Ambrosio vive en la cabeza de Mambrú. Ambrosio, el único pájaro del universo que habita en una casa móvil y sabia. La cabeza de Mambrú no es una cabeza cualquiera porque Mambrú es el profe, y nos hace felices.

Verlo todas las mañanas con Ambrosio en la cabeza nos hace reír.

-Que bien – nos dice-. Amanecieron contentos.

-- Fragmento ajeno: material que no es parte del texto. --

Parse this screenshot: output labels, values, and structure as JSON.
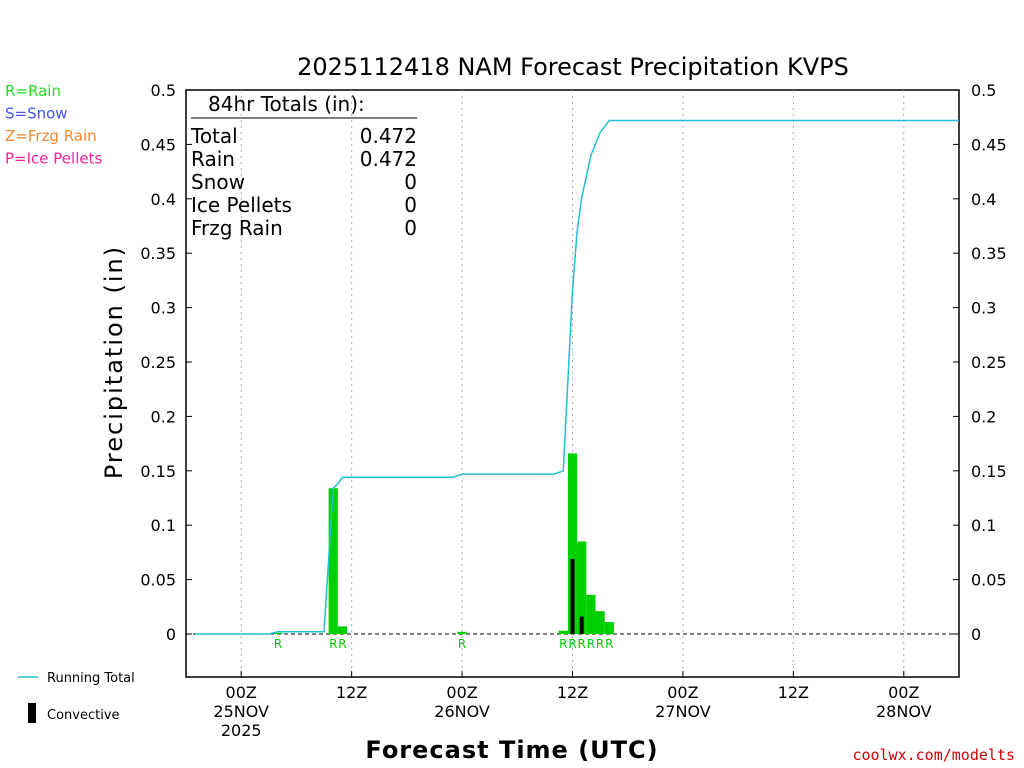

Uno se pone contento de verlo. Uno corre a la escuela para verlo muerto de curiosidad. ¿Qué va a pasar hoy? Tal vez se trepe al escritorio y se asome a la ventana para atrapar al personaje de su última historia. Tal vez dibuje una jirafa y nos embadurne con sus manchas. Tal vez un tigre, y nos enrede con sus rayas. Anoche soñé con Ambrosio venía a mi ventana para invitarme a saborear un árbol de caramelos.

Por ahí nos dicen:

-¿Qué le ven a un profesor con pájaros en la cabeza?

La gente no entiende.

Mambrú no nos dice “abran los cuadernos” sino “abran el corazón”. Nos anuncia una historia y cerramos los ojos para soñar con la princesa Luz de Luna. Nos habla del castillo donde vive la hermosa y podemos tocarlo con la yema de los dedos. Nos habla de las flores y podemos olerlas. Nos habla del viento y lo oímos pasar de prisa hacia el castillo de la princesa. El viento le trae noticias de su amado Teodobaldo.

La guerra dura muchos años.

El cabello de la princesa toca el piso cuando al fin aparece el príncipe Teodobaldo, cansado y sucio, con unos cuantos soldados.

-Ganamos la guerra – dice.

-No – dice la princesa Luz de Luna-. La perdimos.

El príncipe entiende que cada día sin ver a la princesa, cada día sin amor, fue una batalla perdida. La abraza y le dice:

-Nunca más estaré sin ti.

Todavía abrazamos a la princesa de larguísimos cabellos, todavía le murmuramos al oído que cada día sin amor es una batalla perdida, cuando el profe Mambrú nos pide que abramos los ojos y juguemos. Aplaudimos y él salta. Ah, nos gusta verlo saltar. Se sostiene en el aire. Vuela. El profe Colibrí, así le decimos. Ambrosio revolotea, nos picotea las orejas, nos despeina, nos enseña a cantar.

El alboroto es tan grande que sale por la puerta, atraviesa los corredores y se cuela a los salones vecinos.

A la profesora Berta Fumanchú no le gusta la fiesta. Su cara de pocos amigos lo expresa todo. Soltera y sin hijos, gorda y pesada, aplastada por cuarenta años de soledad. Sus alumnos se mantienen tiesos y tristes. Doña Berta Fumanchú viene a nuestra puerta y nos pide silencio. Casi le vemos la espalda, los bigotes, el tabaco prendido en la boca. El profe Mambrú le hace una venia y la profesora se va murmurando con rabia:

-Es como un niño.

El profe Celino Cruz no sabe sonreír. Sus alumnos ríen a escondidas en el patio del recreo. Viene a nuestra puerta y en su cara de palo vemos que la dicha ajena lo atormenta.

Aún así nos quedamos para la fiesta.

Entonces aparece el director como sacado del sombrero de un mal mago. El señor director, que miedo, el coco. Nos volvemos estatuas para saludarlo. Escuchamos con el corazón detenido.

-Profesor Mambrú, ¿qué es ese escándalo?

- Es el escándalo de la felicidad- dice el profesor Mambrú.

-¿No hay otras maneras?

La felicidad no se puede disimular.

-Además, profesor Mambrú, ¿cuándo va a dejar ese pajarraco en casa?

- Soy su casa señor director.

-Profesor Mambrú, perdone que le diga pero debería peinarse.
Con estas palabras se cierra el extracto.